Instinto

Um depilador profissional, que conhece do riscado, indicou a cera comum, feita de açúcar com vinagre. Comprou os ingredientes. Quando chegou em casa, a esposa já tava no quarto. De pé, descalça. Além da calcinha, sutiã e batom vermelho na boca. Suzane queria ativar a libido do marido. Desmotivado faz tempo, Cícero gosta é de homem. Pelado, escondido da família e amigos, trai a mulher com o vizinho. Seguiu o instinto que reprimia. Mal casado e indeciso, transou com o cara e achou maneiro. Desde então enfrenta dificuldades pra comer a cônjuge. Diz que a foda é muito chata. Ou ela senta de frente ou de costas. Se não é isso, levantam juntos, deitam ou alternam a velocidade de penetração. Só fazem oral, vaginal e anal feminino.

Trama

Pra esquecer a dúvida recorrente, meteu uma fita no buraco do vídeo. Rebobinou. A trilha sonora de bom gosto atraiu tanto a atenção de Roni que, quando foi ver, já tinha perdido um pedaço. Voltou de novo. O começo do filme demorou a ser compreendido pelo rapaz desatento. Dentre as opções disponíveis, pensou na comida que vende lá embaixo, numa rua sujeita à travessia de pedestres. Pisada. Viajou pela primeira vez. Deu asas à imaginação e parou de encucar com as possibilidades. Botou rew e depois play. Na hora da primeira conversa, botou stop pra fazer um cigarro. Levantou da cama, acendeu a luz, pegou uma folha de papel fino e colocou a planta, já tratada, dentro. Executou o procedimento conhecido como apertar e acendeu.
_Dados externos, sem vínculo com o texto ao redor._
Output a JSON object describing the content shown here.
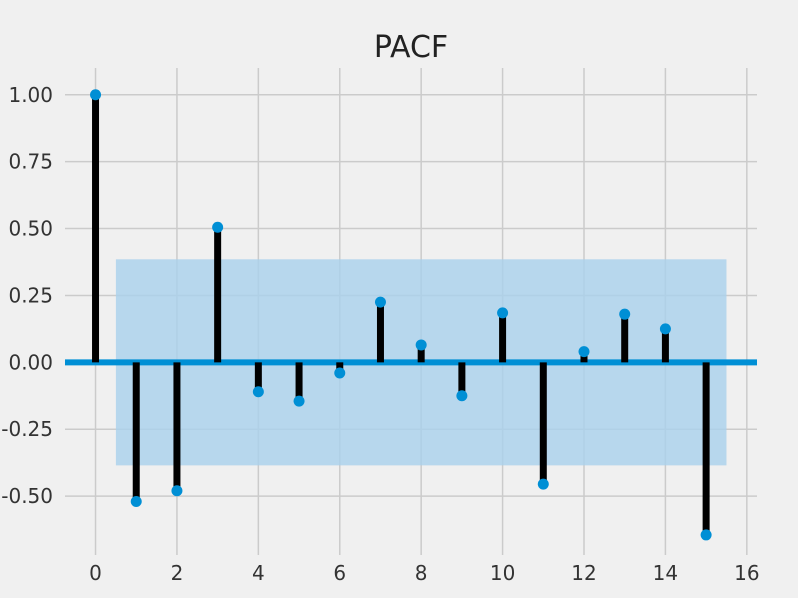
{
  "chart_data": {
    "type": "stem",
    "title": "PACF",
    "xlabel": "",
    "ylabel": "",
    "x": [
      0,
      1,
      2,
      3,
      4,
      5,
      6,
      7,
      8,
      9,
      10,
      11,
      12,
      13,
      14,
      15
    ],
    "values": [
      1.0,
      -0.52,
      -0.48,
      0.505,
      -0.11,
      -0.145,
      -0.04,
      0.225,
      0.065,
      -0.125,
      0.185,
      -0.455,
      0.04,
      0.18,
      0.125,
      -0.645
    ],
    "confidence_band": [
      -0.385,
      0.385
    ],
    "xlim": [
      -0.75,
      16.25
    ],
    "ylim": [
      -0.72,
      1.1
    ],
    "xticks": [
      0,
      2,
      4,
      6,
      8,
      10,
      12,
      14,
      16
    ],
    "yticks": [
      -0.5,
      -0.25,
      0.0,
      0.25,
      0.5,
      0.75,
      1.0
    ],
    "ytick_labels": [
      "-0.50",
      "-0.25",
      "0.00",
      "0.25",
      "0.50",
      "0.75",
      "1.00"
    ],
    "grid": true,
    "colors": {
      "background": "#f0f0f0",
      "marker": "#008fd5",
      "stem": "#000000",
      "zero_line": "#008fd5",
      "band": "#a9d1ec",
      "grid": "#cbcbcb"
    }
  }
}
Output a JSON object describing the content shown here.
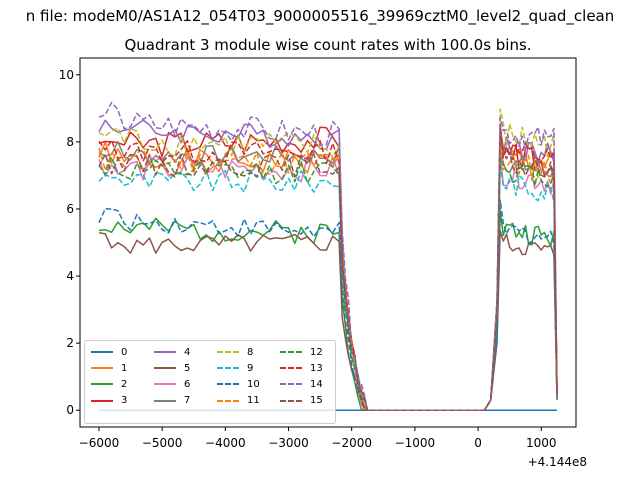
{
  "figure": {
    "suptitle": "n file: modeM0/AS1A12_054T03_9000005516_39969cztM0_level2_quad_clean",
    "plot_title": "Quadrant 3 module wise count rates with 100.0s bins."
  },
  "chart_data": {
    "type": "line",
    "title": "Quadrant 3 module wise count rates with 100.0s bins.",
    "xlabel": "",
    "ylabel": "",
    "x_offset_label": "+4.144e8",
    "xlim": [
      -6300,
      1550
    ],
    "ylim": [
      -0.5,
      10.5
    ],
    "xticks": [
      -6000,
      -5000,
      -4000,
      -3000,
      -2000,
      -1000,
      0,
      1000
    ],
    "xtick_labels": [
      "−6000",
      "−5000",
      "−4000",
      "−3000",
      "−2000",
      "−1000",
      "0",
      "1000"
    ],
    "yticks": [
      0,
      2,
      4,
      6,
      8,
      10
    ],
    "ytick_labels": [
      "0",
      "2",
      "4",
      "6",
      "8",
      "10"
    ],
    "grid": false,
    "legend": "lower-left",
    "legend_columns": 4,
    "segments": [
      {
        "from": -6000,
        "to": -2200,
        "step": 100
      },
      {
        "from": -2200,
        "to": -1800,
        "step": 50,
        "ramp": "down"
      },
      {
        "from": -1700,
        "to": 100,
        "step": 300,
        "zero": true
      },
      {
        "from": 200,
        "to": 300,
        "step": 100,
        "ramp": "up"
      },
      {
        "from": 350,
        "to": 1200,
        "step": 50
      },
      {
        "from": 1250,
        "to": 1250,
        "step": 50,
        "tail": true
      }
    ],
    "series": [
      {
        "name": "0",
        "color": "#1f77b4",
        "style": "solid",
        "zero": true
      },
      {
        "name": "1",
        "color": "#ff7f0e",
        "style": "solid",
        "base": 7.4,
        "amp": 0.4,
        "slope": 0.0,
        "peak": 7.6,
        "seed": 1
      },
      {
        "name": "2",
        "color": "#2ca02c",
        "style": "solid",
        "base": 5.4,
        "amp": 0.35,
        "slope": -0.1,
        "peak": 5.4,
        "seed": 2
      },
      {
        "name": "3",
        "color": "#d62728",
        "style": "solid",
        "base": 7.9,
        "amp": 0.4,
        "slope": 0.2,
        "peak": 7.6,
        "seed": 3
      },
      {
        "name": "4",
        "color": "#9467bd",
        "style": "solid",
        "base": 8.4,
        "amp": 0.35,
        "slope": -0.3,
        "peak": 7.9,
        "seed": 4
      },
      {
        "name": "5",
        "color": "#8c564b",
        "style": "solid",
        "base": 4.9,
        "amp": 0.3,
        "slope": 0.1,
        "peak": 5.0,
        "seed": 5
      },
      {
        "name": "6",
        "color": "#e377c2",
        "style": "solid",
        "base": 7.2,
        "amp": 0.4,
        "slope": 0.0,
        "peak": 7.1,
        "seed": 6
      },
      {
        "name": "7",
        "color": "#7f7f7f",
        "style": "solid",
        "base": 7.6,
        "amp": 0.3,
        "slope": 0.0,
        "peak": 7.4,
        "seed": 7
      },
      {
        "name": "8",
        "color": "#bcbd22",
        "style": "dashed",
        "base": 8.1,
        "amp": 0.45,
        "slope": -0.3,
        "peak": 8.2,
        "seed": 8
      },
      {
        "name": "9",
        "color": "#17becf",
        "style": "dashed",
        "base": 6.8,
        "amp": 0.35,
        "slope": 0.0,
        "peak": 6.8,
        "seed": 9
      },
      {
        "name": "10",
        "color": "#1f77b4",
        "style": "dashed",
        "base": 5.7,
        "amp": 0.3,
        "slope": -0.4,
        "peak": 5.4,
        "seed": 10
      },
      {
        "name": "11",
        "color": "#ff7f0e",
        "style": "dashed",
        "base": 7.4,
        "amp": 0.4,
        "slope": 0.0,
        "peak": 7.4,
        "seed": 11
      },
      {
        "name": "12",
        "color": "#2ca02c",
        "style": "dashed",
        "base": 7.1,
        "amp": 0.35,
        "slope": 0.0,
        "peak": 7.2,
        "seed": 12
      },
      {
        "name": "13",
        "color": "#d62728",
        "style": "dashed",
        "base": 7.7,
        "amp": 0.35,
        "slope": 0.0,
        "peak": 7.8,
        "seed": 13
      },
      {
        "name": "14",
        "color": "#9467bd",
        "style": "dashed",
        "base": 8.6,
        "amp": 0.4,
        "slope": -0.4,
        "peak": 8.3,
        "seed": 14
      },
      {
        "name": "15",
        "color": "#8c564b",
        "style": "dashed",
        "base": 7.3,
        "amp": 0.35,
        "slope": 0.0,
        "peak": 7.4,
        "seed": 15
      }
    ]
  }
}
Por considerar esta a melhor atividade a ser realizada, acionou o longa outra vez. A trama agradou Roni. Baseada em fatos reais, mostra o sofrimento de um grupo de pessoas escondidas que vivem em silêncio.

Pingo

Um pingo de chuva caiu do céu e bateu no chão de terra. No caminho, sem saber pra onde ia, puxou assunto com o desconhecido ao lado. O papo teve quatro fases: apresentações, cumprimento, pergunta e silêncio. Meu nome é Charles. Prazer, Danilo. Aperto de mãos. Quer um? Morte. Da vida curta, foi a única história. Contaram cada detalhe quando passaram pelo purgatório. A câmera, instalada no teto da sala, captou o momento. Cabeças baixas, aflição e medo. Sentado na cadeira atrás da mesa, o senhor barbudo reprovou a postura tímida da dupla. Propôs um desafio: caso superassem, subiriam. Soprou o apito sagrado pra começar e acabar com a prova. Os espíritos, livres dos corpos e condenados pelo juiz, pairam no ar.

Fluxo

Anselmo pediu licença com educação. Gonçalves é maluco. Pensa e age de maneira não convencional. Desta vez foi tranqüilo: compreendeu a solicitação, demonstrou boa vontade e moveu o corpo pra direita. Um dia antes, de frente pro espelho, tirou meleca com o dedo médio. Falou sozinho sobre a chuva. A intensidade depende do tamanho e da pressa de cada pingo, que, incapaz de mudar de trajetória, segue o fluxo. Viu um carro parado na rua, rente à calçada. Disse que Jó e Abraão, homônimos de exemplos bíblicos de fé, sentaram nos bancos do volante e do carona, respectivamente. O motorista acertou o jogo, saiu da vaga e pisou no acelerador. Passou a segunda e, de maneira seqüencial, chegou na quinta. Isso em linha reta, direção contrária à parede de concreto. Desviou após reduzir a marcha e manteve o controle do veículo até estacionar de novo.

Sozinho

Diego almoça sozinho. O pessoal estranha, mas, como ninguém faz questão da companhia, pararam até de convidar. Na primeira vez, disse que tava sem fome e que iria depois. Na segunda, com um discurso pouco convincente, falou que tinha um problema pra resolver e que só dava tempo de fazer um lanche ali por perto. Tudo bem, que seja assim. Tá bom pra todo mundo. O cara, à vontade, fica na dele e vai pra onde quer. Os outros, livres da presença, interagem da maneira esperada. É o encaixe ideal entre as personalidades do grupo e do indivíduo isolado. Na semana passada, durante o período destinado à refeição principal, se encontraram no meio da rua. A galera vinha do restaurante de sempre. Diego, suado, saía de um prédio comercial onde funcionam, em andares distintos, um puteiro e uma pensão.